Raport ma wskazywać, że zadłużenie DB przekracza o 1,5 mld euro dopuszczalny limit dla tej spółki. Pojawiły się nawet sugestie, że zagrożona jest jej płynność finansowa. Tabloidy cytowały niemieckiego ministra transportu twierdzącego, że DB AG powinna sprzedać zarówno Arrivę jak i DB Schenker.
W Niemczech narasta przekonanie że jakość sieci kolejowej jest coraz gorsza i konieczne są inwestycje. Pojawił się projekt, w którym w kolejnej dekadzie DB zainwestuje w infrastrukturę 24 mld euro, zaś rząd federalny 62 mld euro.
Rząd dopłaca do kolejowej infrastruktury poprzez Ministerstwo Transportu i Cyfrowej Infrastruktury. W 2009 roku DB AG i ministerstwo zawarły I porozumienie i od tego czasu koleje otrzymały 30 mld euro dopłat. Coroczne dopłaty rosną i w tym roku kończy się porozumienie II. Od 2017 roku trwają negocjacje o trzecim pakiecie pomocowym.
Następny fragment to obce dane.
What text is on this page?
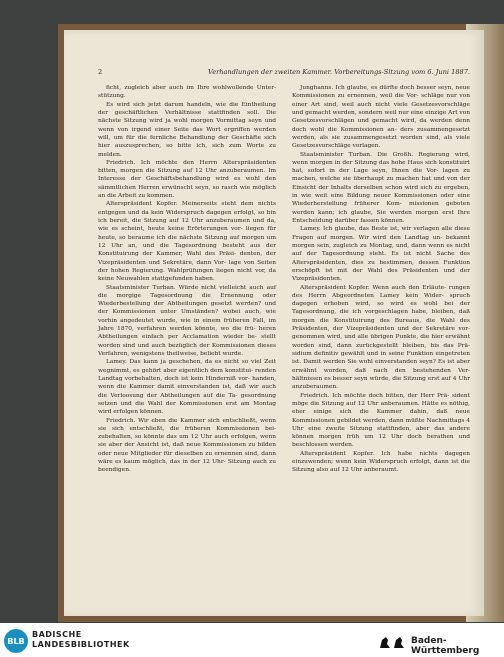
2	Verhandlungen der zweiten Kammer. Vorbereitungs-Sitzung vom 6. Juni 1887.

ficht, zugleich aber auch im Ihre wohlwollende Unter- stützung.

Es wird sich jetzt darum handeln, wie die Eintheilung der geschäftlichen Verhältnisse stattfinden soll. Die nächste Sitzung wird ja wohl morgen Vormittag seyn und wenn von irgend einer Seite das Wort ergriffen werden will, um für die fernliche Behandlung der Geschäfte sich hier auszusprechen, so bitte ich, sich zum Worte zu melden.

Friedrich. Ich möchte den Herrn Alterspräsidenten bitten, morgen die Sitzung auf 12 Uhr anzuberaumen. Im Interesse der Geschäftsbehandlung wird es wohl den sämmtlichen Herren erwünscht seyn, so rasch wie möglich an die Arbeit zu kommen.

Alterspräsident Kopfer. Meinerseits steht dem nichts entgegen und da kein Widerspruch dagegen erfolgt, so bin ich bereit, die Sitzung auf 12 Uhr anzuberaumen und da, wie es scheint, heute keine Erörterungen vor- liegen für heute, so beraume ich die nächste Sitzung auf morgen um 12 Uhr an, und die Tagesordnung besteht aus der Konstituirung der Kammer, Wahl des Präsi- denten, der Vizepräsidenten und Sekretäre, dann Vor- lage von Seiten der hohen Regierung. Wahlprüfungen liegen nicht vor, da keine Neuwahlen stattgefunden haben.

Staatsminister Turban. Würde nicht vielleicht auch auf die morgige Tagesordnung die Ernennung oder Wiederbestellung der Abtheilungen gesetzt werden? und der Kommissionen unter Umständen? wobei auch, wie vorhin angedeutet wurde, wie in einem früheren Fall, im Jahre 1870, verfahren werden könnte, wo die frü- heren Abtheilungen einfach per Acclamation wieder be- stellt worden sind und auch bezüglich der Kommissionen dieses Verfahren, wenigstens theilweise, beliebt wurde.

Lamey. Das kann ja geschehen, da es nicht so viel Zeit wegnimmt, es gehört aber eigentlich dem konstitui- renden Landtag vorbehalten, doch ist kein Hinderniß vor- handen, wenn die Kammer damit einverstanden ist, daß wir auch die Verloosung der Abtheilungen auf die Ta- gesordnung setzen und die Wahl der Kommissionen erst am Montag wird erfolgen können.

Friedrich. Wir eben die Kammer sich entschließt, wenn sie sich entschließt, die früheren Kommissionen bei- zubehalten, so könnte das um 12 Uhr auch erfolgen, wenn sie aber der Ansicht ist, daß neue Kommissionen zu bilden oder neue Mitglieder für dieselben zu ernennen sind, dann wäre es kaum möglich, das in der 12 Uhr- Sitzung auch zu beendigen.

Junghanns. Ich glaube, es dürfte doch besser seyn, neue Kommissionen zu ernennen, weil die Vor- schläge nur von einer Art sind, weil auch nicht viele Gesetzesvorschläge und gemacht werden, sondern weil nur eine einzige Art von Gesetzesvorschlägen und gemacht wird, da werden denn doch wohl die Kommissionen an- ders zusammengesetzt werden, als sie zusammengesetzt worden sind, als viele Gesetzesvorschläge vorlagen.

Staatsminister Turban. Die Großh. Regierung wird, wenn morgen in der Sitzung das hohe Haus sich konstituirt hat, sofort in der Lage seyn, Ihnen die Vor- lagen zu machen, welche sie überhaupt zu machen hat und von der Einsicht der Inhalts derselben schon wird sich zu ergeben, in wie weit eine Bildung neuer Kommissionen oder eine Wiederherstellung früherer Kom- missionen geboten werden kann; ich glaube, Sie werden morgen erst Ihre Entscheidung darüber fassen können.

Lamey. Ich glaube, das Beste ist, wir verlagen alle diese Fragen auf morgen. Wir wird den Landtag un- bekannt morgen sein, zugleich zu Montag, und, dann wenn es nicht auf der Tagesordnung steht. Es ist nicht Sache des Alterspräsidenten, dies zu bestimmen, dessen Funktion erschöpft ist mit der Wahl des Präsidenten und der Vizepräsidenten.

Alterspräsident Kopfer. Wenn auch den Erläute- rungen des Herrn Abgeordneten Lamey kein Wider- spruch dagegen erhoben wird, so wird es wohl bei der Tagesordnung, die ich vorgeschlagen habe, bleiben, daß morgen die Konstituirung des Bureaus, die Wahl des Präsidenten, der Vizepräsidenten und der Sekretäre vor- genommen wird, und alle übrigen Punkte, die hier erwähnt worden sind, dann zurückgestellt bleiben, bis das Prä- sidium definitiv gewählt und in seine Funktion eingetreten ist. Damit werden Sie wohl einverstanden seyn? Es ist aber erwähnt worden, daß nach den bestehenden Ver- hältnissen es besser seyn würde, die Sitzung erst auf 4 Uhr anzuberaumen.

Friedrich. Ich möchte doch bitten, der Herr Prä- sident möge die Sitzung auf 12 Uhr anberaumen. Hätte es nöthig, eher einige sich die Kammer dahin, daß neue Kommissionen gebildet werden, dann müßte Nachmittags 4 Uhr eine zweite Sitzung stattfinden, aber das andere können morgen früh um 12 Uhr doch berathen und beschlossen werden.

Alterspräsident Kopfer. Ich habe nichts dagegen einzuwenden; wenn kein Widerspruch erfolgt, dann ist die Sitzung also auf 12 Uhr anberaumt.

BLB
BADISCHE
LANDESBIBLIOTHEK	Baden-Württemberg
DB AG domaga się zwiększenia rocznych dopłat o ponad miliard euro.
Bundesrechnungshof alarmował ministerstwo, że rząd nie ma dokładnej wiedzy o stanie infrastruktury oraz narzędzi do kontrolowania czy przyznane fundusze zostały efektywnie wykorzystane. Także sankcje są mało skuteczne, brakuje też oceny skutków inwestycji. Tymczasem jak twierdzi instancja kontrolna, dochodzi do nadużyć, a publiczne pieniądze są często marnowane. Bundesrechnungshof sugerował w raporcie dla Bundestagu pilną zmianę nieefektywnego systemu.